Plone is a modular CMS, which can be expanded with additional products. That means new features are easy to install, and also to customize. However, quickly understanding code that other people wrote, might turn tricky as there are as each coder uses his own style. Therefore, it might be useful to get an overall picture of the system before diving into details.
Documentation generators are useful for giving a comprehensive view on code. These are applications that traverse through code and extract information out of it. They use the structured information then to produce a nice looking reference of the code. Ever heard about API? Yep. Ever seen that sort of documentation among any 3rd party Plone product? At least I haven’t.
Luckily, there a few choices suitable for Plone/Python:
Parsers: doxygen (generic), epydoc (defines ‘epytext’, parses also others), docutils (defines and parses ‘reStructuredText’) Extensions: graphviz (builds visualization graphs) Plugins: eclox (an Eclipse plugin that uses doxygen, which uses graphviz)
(Plone API’s at api.plone.org use epydoc btw.)

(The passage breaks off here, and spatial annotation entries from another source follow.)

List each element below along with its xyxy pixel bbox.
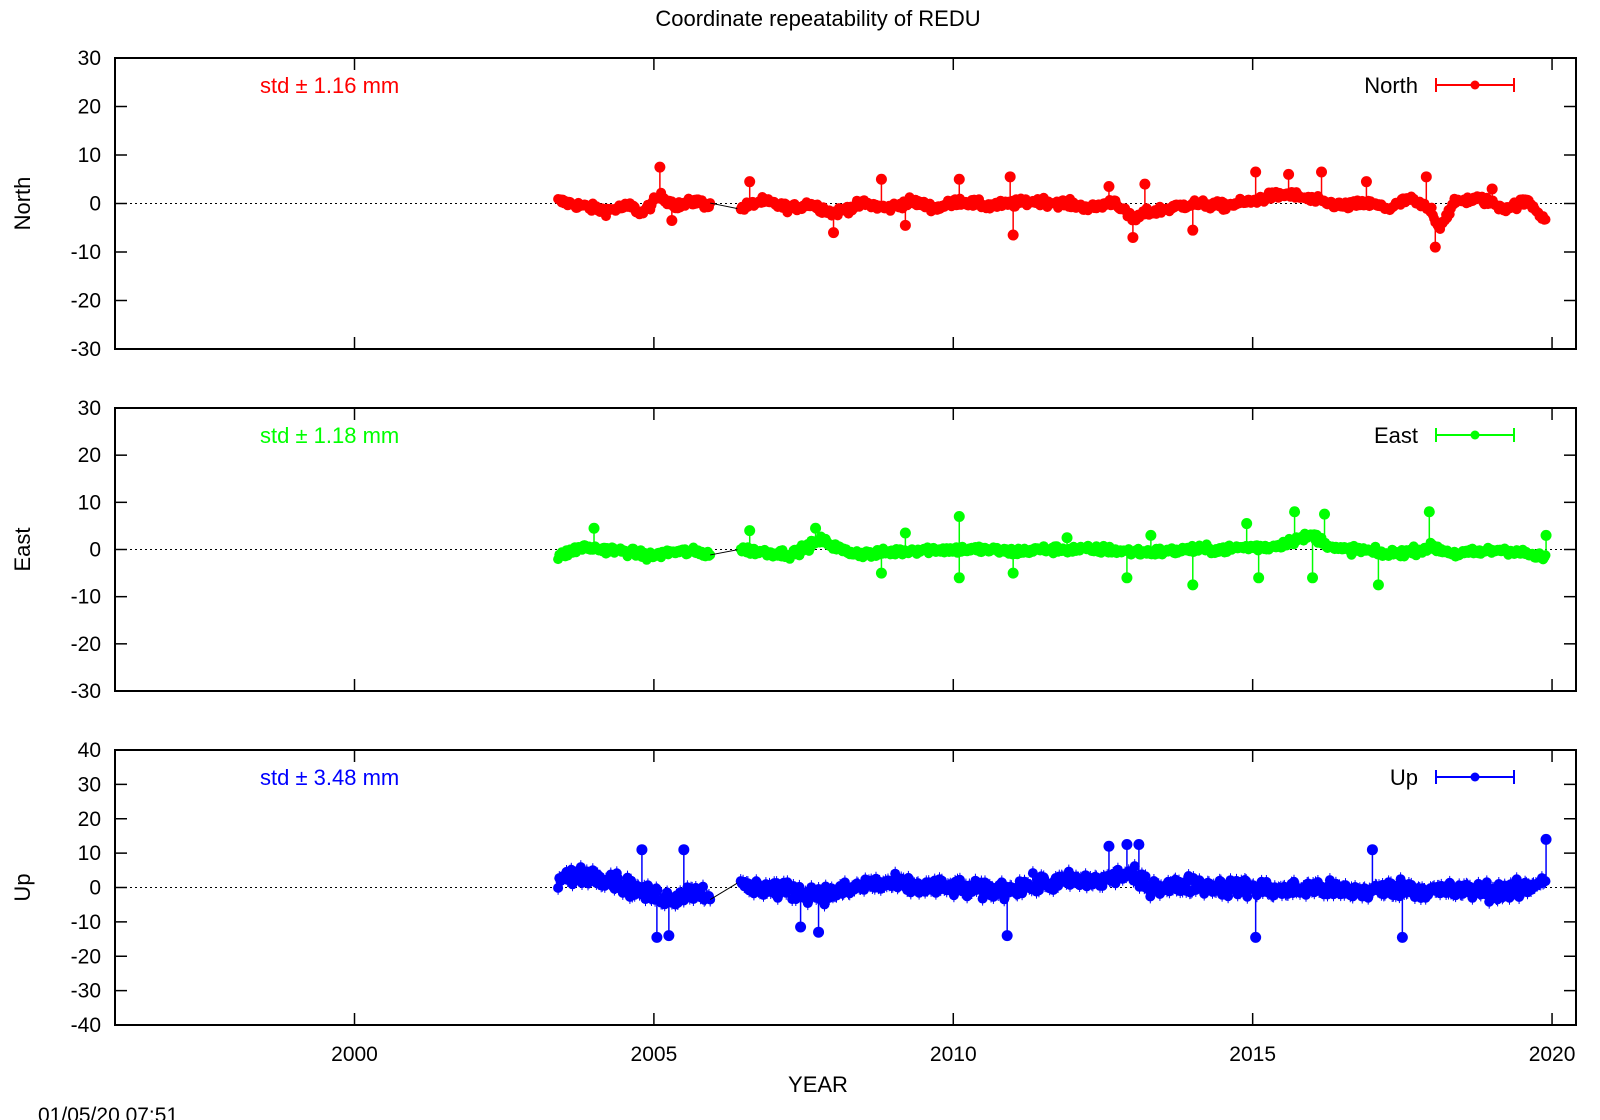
panel-north: -30 -20 -10 0 10 20 30 North std ± 1.16 mm North — [10, 47, 1577, 361]
outlier-point-north — [1250, 166, 1262, 178]
legend-label-up: Up — [1390, 765, 1418, 790]
outlier-point-north — [744, 176, 756, 188]
outlier-point-east — [875, 567, 887, 579]
y-axis-title-east: East — [10, 527, 35, 571]
outlier-point-east — [1121, 572, 1133, 584]
series-line-east — [557, 544, 711, 562]
outlier-point-north — [875, 173, 887, 185]
y-tick-label-north: -30 — [71, 338, 101, 361]
gap-connector-north — [710, 202, 741, 210]
legend-east: East — [1374, 423, 1515, 448]
legend-label-east: East — [1374, 423, 1418, 448]
y-tick-label-east: -10 — [71, 586, 101, 609]
series-line-north — [740, 190, 1546, 231]
outlier-point-north — [1103, 181, 1115, 193]
y-tick-label-east: 30 — [78, 397, 101, 420]
outlier-point-east — [1289, 506, 1301, 518]
outlier-point-north — [1007, 229, 1019, 241]
series-up — [553, 833, 1552, 943]
outlier-point-east — [1372, 579, 1384, 591]
y-tick-label-north: 10 — [78, 144, 101, 167]
outlier-point-east — [1145, 529, 1157, 541]
outlier-point-north — [1486, 183, 1498, 195]
y-tick-label-east: 10 — [78, 491, 101, 514]
y-tick-label-up: -10 — [71, 911, 101, 934]
std-label-east: std ± 1.18 mm — [260, 423, 399, 448]
chart-title: Coordinate repeatability of REDU — [655, 6, 980, 31]
y-tick-label-north: 20 — [78, 96, 101, 119]
y-tick-label-up: 30 — [78, 773, 101, 796]
panel-up: -40 -30 -20 -10 0 10 20 30 40 Up std ± 3.48 mm Up — [10, 739, 1577, 1037]
y-tick-label-north: -10 — [71, 241, 101, 264]
outlier-point-north — [1316, 166, 1328, 178]
series-north — [553, 161, 1551, 253]
y-tick-label-east: -20 — [71, 633, 101, 656]
std-label-north: std ± 1.16 mm — [260, 73, 399, 98]
outlier-point-east — [744, 525, 756, 537]
outlier-point-east — [588, 522, 600, 534]
outlier-point-east — [953, 572, 965, 584]
outlier-point-east — [899, 527, 911, 539]
outlier-point-east — [1007, 567, 1019, 579]
outlier-point-east — [1187, 579, 1199, 591]
y-tick-label-up: -20 — [71, 945, 101, 968]
outlier-point-north — [1360, 176, 1372, 188]
y-tick-label-east: 20 — [78, 444, 101, 467]
y-tick-label-north: 30 — [78, 47, 101, 70]
series-line-east — [740, 532, 1546, 561]
y-tick-label-north: -20 — [71, 290, 101, 313]
legend-marker-north — [1470, 80, 1480, 90]
outlier-point-east — [810, 522, 822, 534]
series-line-up — [557, 867, 711, 905]
outlier-point-east — [1061, 532, 1073, 544]
legend-marker-up — [1470, 772, 1480, 782]
y-tick-label-up: 10 — [78, 842, 101, 865]
outlier-point-east — [1319, 508, 1331, 520]
outlier-point-north — [1420, 171, 1432, 183]
legend-marker-east — [1470, 430, 1480, 440]
gap-connector-east — [710, 548, 741, 556]
series-east — [553, 506, 1552, 591]
outlier-point-east — [1423, 506, 1435, 518]
outlier-point-north — [1004, 171, 1016, 183]
outlier-point-north — [1187, 224, 1199, 236]
legend-up: Up — [1390, 765, 1515, 790]
outlier-point-east — [1540, 529, 1552, 541]
outlier-point-east — [1241, 518, 1253, 530]
y-tick-label-up: 20 — [78, 808, 101, 831]
y-tick-label-north: 0 — [89, 193, 101, 216]
outlier-point-east — [1253, 572, 1265, 584]
y-tick-label-up: 40 — [78, 739, 101, 762]
y-axis-title-up: Up — [10, 873, 35, 901]
outlier-point-north — [953, 173, 965, 185]
outlier-point-north — [828, 227, 840, 239]
y-axis-title-north: North — [10, 177, 35, 231]
series-line-north — [557, 192, 711, 219]
outlier-point-north — [666, 214, 678, 226]
y-tick-label-east: -30 — [71, 680, 101, 703]
y-tick-label-east: 0 — [89, 539, 101, 562]
y-tick-label-up: -40 — [71, 1014, 101, 1037]
legend-north: North — [1364, 73, 1515, 98]
outlier-point-north — [1429, 241, 1441, 253]
legend-label-north: North — [1364, 73, 1418, 98]
outlier-point-east — [1307, 572, 1319, 584]
outlier-point-north — [1139, 178, 1151, 190]
y-tick-label-up: 0 — [89, 877, 101, 900]
outlier-point-north — [899, 219, 911, 231]
outlier-point-north — [1283, 168, 1295, 180]
panel-east: -30 -20 -10 0 10 20 30 East std ± 1.18 mm East — [10, 397, 1577, 703]
gap-connector-up — [709, 880, 741, 900]
outlier-point-north — [1127, 231, 1139, 243]
outlier-point-north — [654, 161, 666, 173]
outlier-point-east — [953, 510, 965, 522]
std-label-up: std ± 3.48 mm — [260, 765, 399, 790]
y-tick-label-up: -30 — [71, 980, 101, 1003]
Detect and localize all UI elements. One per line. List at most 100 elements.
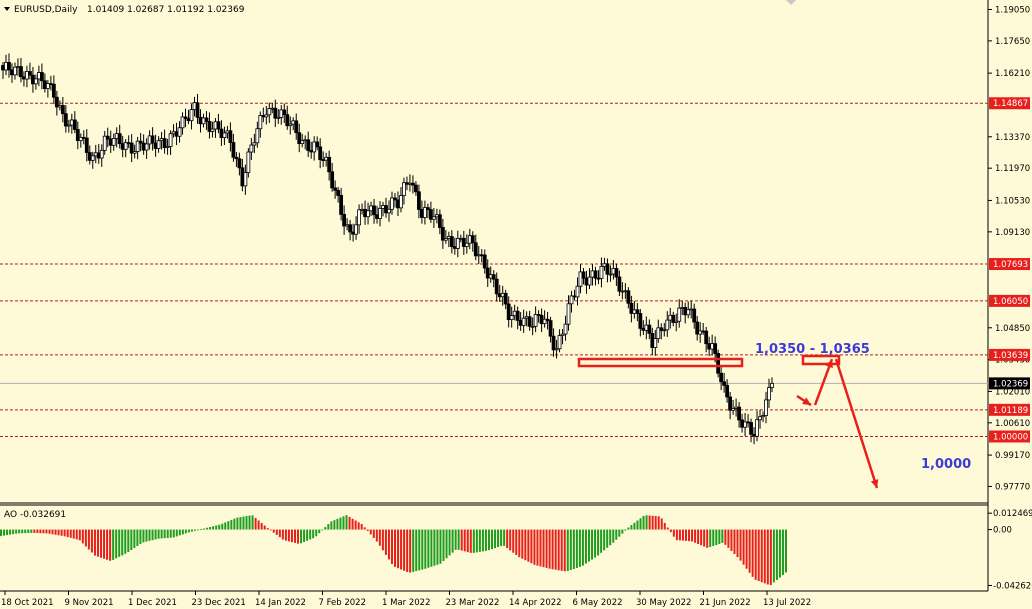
candle-body [39,72,44,82]
ao-label: AO -0.032691 [4,510,66,520]
ao-bar [130,529,133,551]
ao-bar [463,529,466,552]
ao-bar [139,529,142,544]
candle-body [393,197,397,201]
ao-bar [406,529,409,572]
ao-bar [654,516,657,530]
candle-body [363,208,367,218]
ao-bar [118,529,121,557]
ao-bar [30,529,33,533]
candle-body [318,146,323,160]
candle-body [629,302,634,314]
candle-body [168,133,173,147]
candle-body [150,135,155,144]
candle-body [87,152,92,161]
price-tick-label: 1.19050 [995,5,1030,15]
ao-bar [24,529,27,534]
candle-body [180,116,185,129]
ao-bar [206,527,209,530]
ao-bar [457,529,460,550]
ao-bar [487,529,490,551]
ao-bar [278,529,281,538]
candle-body [25,71,29,80]
price-tag-label: 1.01189 [993,406,1028,416]
triangle-down-icon[interactable] [4,7,10,11]
shift-marker-icon[interactable] [786,0,796,5]
candle-body [668,314,673,321]
candle-body [186,118,191,122]
candle-body [354,224,358,235]
candle-body [491,274,496,280]
candle-body [330,171,335,189]
candle-body [138,140,143,144]
candle-body [497,293,502,298]
ao-bar [184,529,187,534]
projection-arrow [834,358,879,489]
candle-body [387,208,391,214]
candle-body [207,121,212,132]
ao-bar [424,529,427,569]
ao-bar [442,529,445,561]
price-tick-label: 1.16210 [995,69,1030,79]
candle-body [285,114,290,127]
level-price-tag [989,430,1030,443]
ao-bar [688,529,691,542]
ao-bar [72,529,75,539]
candle-body [28,71,32,76]
candle-body [282,109,287,116]
ao-bar [251,515,254,530]
ao-bar [357,522,360,530]
ao-bar [491,529,494,550]
ao-bar [681,529,684,541]
candle-body [117,133,122,144]
ao-bar [224,522,227,530]
price-tick-label: 1.02010 [995,387,1030,397]
candle-body [228,130,233,143]
candle-body [599,265,604,279]
candle-body [99,149,104,159]
ao-bar [572,529,575,569]
symbol-label: EURUSD,Daily [14,5,78,15]
ao-bar [709,529,712,548]
candle-body [63,113,68,127]
candle-body [198,116,203,125]
candle-body [417,191,421,210]
ao-bar [448,529,451,556]
candle-body [333,187,338,191]
ao-bar [603,529,606,551]
candle-body [728,396,733,411]
ao-bar [475,529,478,553]
ao-bar [218,524,221,530]
candle-body [126,142,131,145]
candle-body [560,333,565,336]
candle-body [482,254,487,269]
candle-body [384,205,388,214]
candle-body [381,205,385,209]
candle-body [746,421,750,424]
ao-bar [621,529,624,534]
ao-bar [569,529,572,571]
ao-bar [169,529,172,538]
ao-bar [166,529,169,538]
ao-bar [142,529,145,543]
ao-bar [497,529,500,548]
ao-bar [663,522,666,530]
ao-bar [724,529,727,545]
ao-bar [203,528,206,530]
candle-body [617,276,622,292]
candle-body [309,150,314,153]
candle-body [69,119,74,126]
ao-bar [248,515,251,530]
ao-bar [3,529,6,536]
ao-bar [297,529,300,544]
candle-body [437,214,442,228]
candle-body [467,235,472,244]
ao-bar [148,529,151,541]
date-tick-label: 23 Mar 2022 [446,598,500,608]
candle-body [10,69,14,76]
ao-bar [193,529,196,531]
date-tick-label: 18 Oct 2021 [1,598,54,608]
candle-body [656,327,661,340]
candle-body [761,415,765,418]
ao-bar [172,529,175,538]
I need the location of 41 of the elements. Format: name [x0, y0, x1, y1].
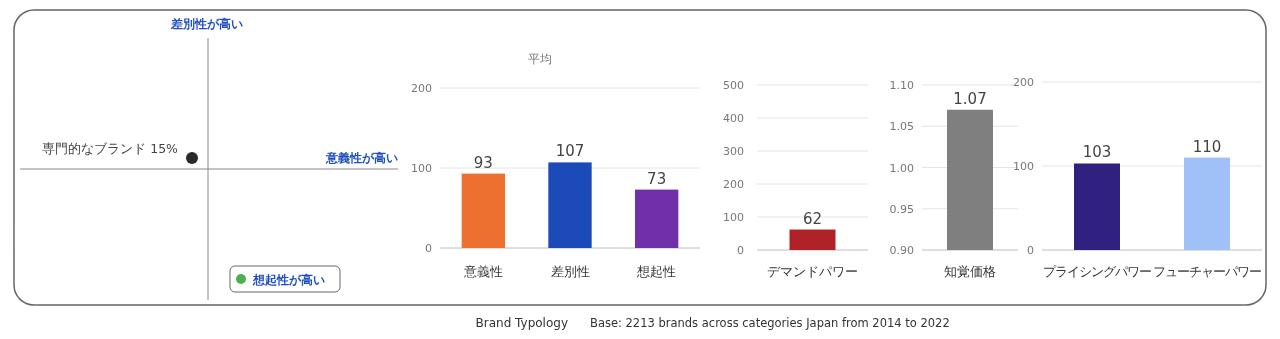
bar — [635, 189, 679, 248]
y-tick-label: 200 — [411, 82, 432, 95]
data-label: 107 — [555, 142, 585, 161]
x-tick-label: 差別性 — [550, 264, 590, 279]
x-tick-label: プライシングパワー — [1043, 264, 1151, 279]
data-label: 93 — [473, 153, 493, 172]
data-label: 62 — [802, 209, 823, 228]
text: Brand Typology — [475, 316, 568, 330]
bar — [461, 173, 505, 248]
text: Base: 2213 brands across categories Japan from 2014 to 2022 — [590, 316, 950, 330]
y-tick-label: 200 — [1013, 76, 1034, 89]
y-tick-label: 100 — [411, 162, 432, 175]
x-tick-label: フューチャーパワー — [1153, 264, 1261, 279]
y-tick-label: 1.00 — [889, 161, 914, 175]
text: 想起性が高い — [252, 273, 325, 287]
text: 差別性が高い — [170, 17, 243, 31]
data-label: 110 — [1192, 137, 1222, 156]
y-tick-label: 0.95 — [889, 202, 914, 216]
text: 専門的なブランド 15% — [42, 141, 179, 156]
y-tick-label: 500 — [723, 79, 744, 92]
y-tick-label: 0 — [737, 244, 744, 257]
y-tick-label: 400 — [723, 112, 744, 125]
y-tick-label: 300 — [723, 145, 744, 158]
chart-title: 平均 — [528, 52, 552, 66]
bar — [548, 162, 592, 248]
x-tick-label: デマンドパワー — [767, 264, 858, 279]
data-label: 73 — [647, 169, 667, 188]
y-tick-label: 0 — [1027, 244, 1034, 257]
x-tick-label: 意義性 — [462, 264, 503, 279]
y-tick-label: 100 — [723, 211, 744, 224]
text: 意義性が高い — [325, 151, 398, 165]
data-label: 103 — [1082, 143, 1112, 162]
data-label: 1.07 — [953, 89, 987, 108]
x-tick-label: 知覚価格 — [944, 264, 996, 279]
x-tick-label: 想起性 — [636, 264, 677, 279]
y-tick-label: 0 — [425, 242, 432, 255]
y-tick-label: 100 — [1013, 160, 1034, 173]
y-tick-label: 1.05 — [889, 120, 914, 134]
y-tick-label: 0.90 — [889, 244, 914, 257]
y-tick-label: 1.10 — [889, 79, 914, 92]
y-tick-label: 200 — [723, 178, 744, 191]
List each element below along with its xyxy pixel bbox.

Out of these, I quickly tested doxygen on a Plone product called EasyShop. The result was interesting but without use. EasyShop does only little subclassing and therefore the documentation doxygen produced was basically listings of separate classes and methods. Doxygen uses graphviz to build graphical visualizations of class relations, but those were out of use also. The problem here is that Plone products are not common python packages: they have adapters, utilities, views, events, subscribers and such. Creating dececnt API out of these would need a specific solution targeted at the platform.
Documentation generating seems interesting, however, and graphviz the most providing out of the whole bunch. Unfortunately, I couldn’t produce anything useful on my first few tries, but the subject just needs a little more research. After all, think about it: an API-like documentation with UML-like graphs of any Plone product, wouldn’t that be nice?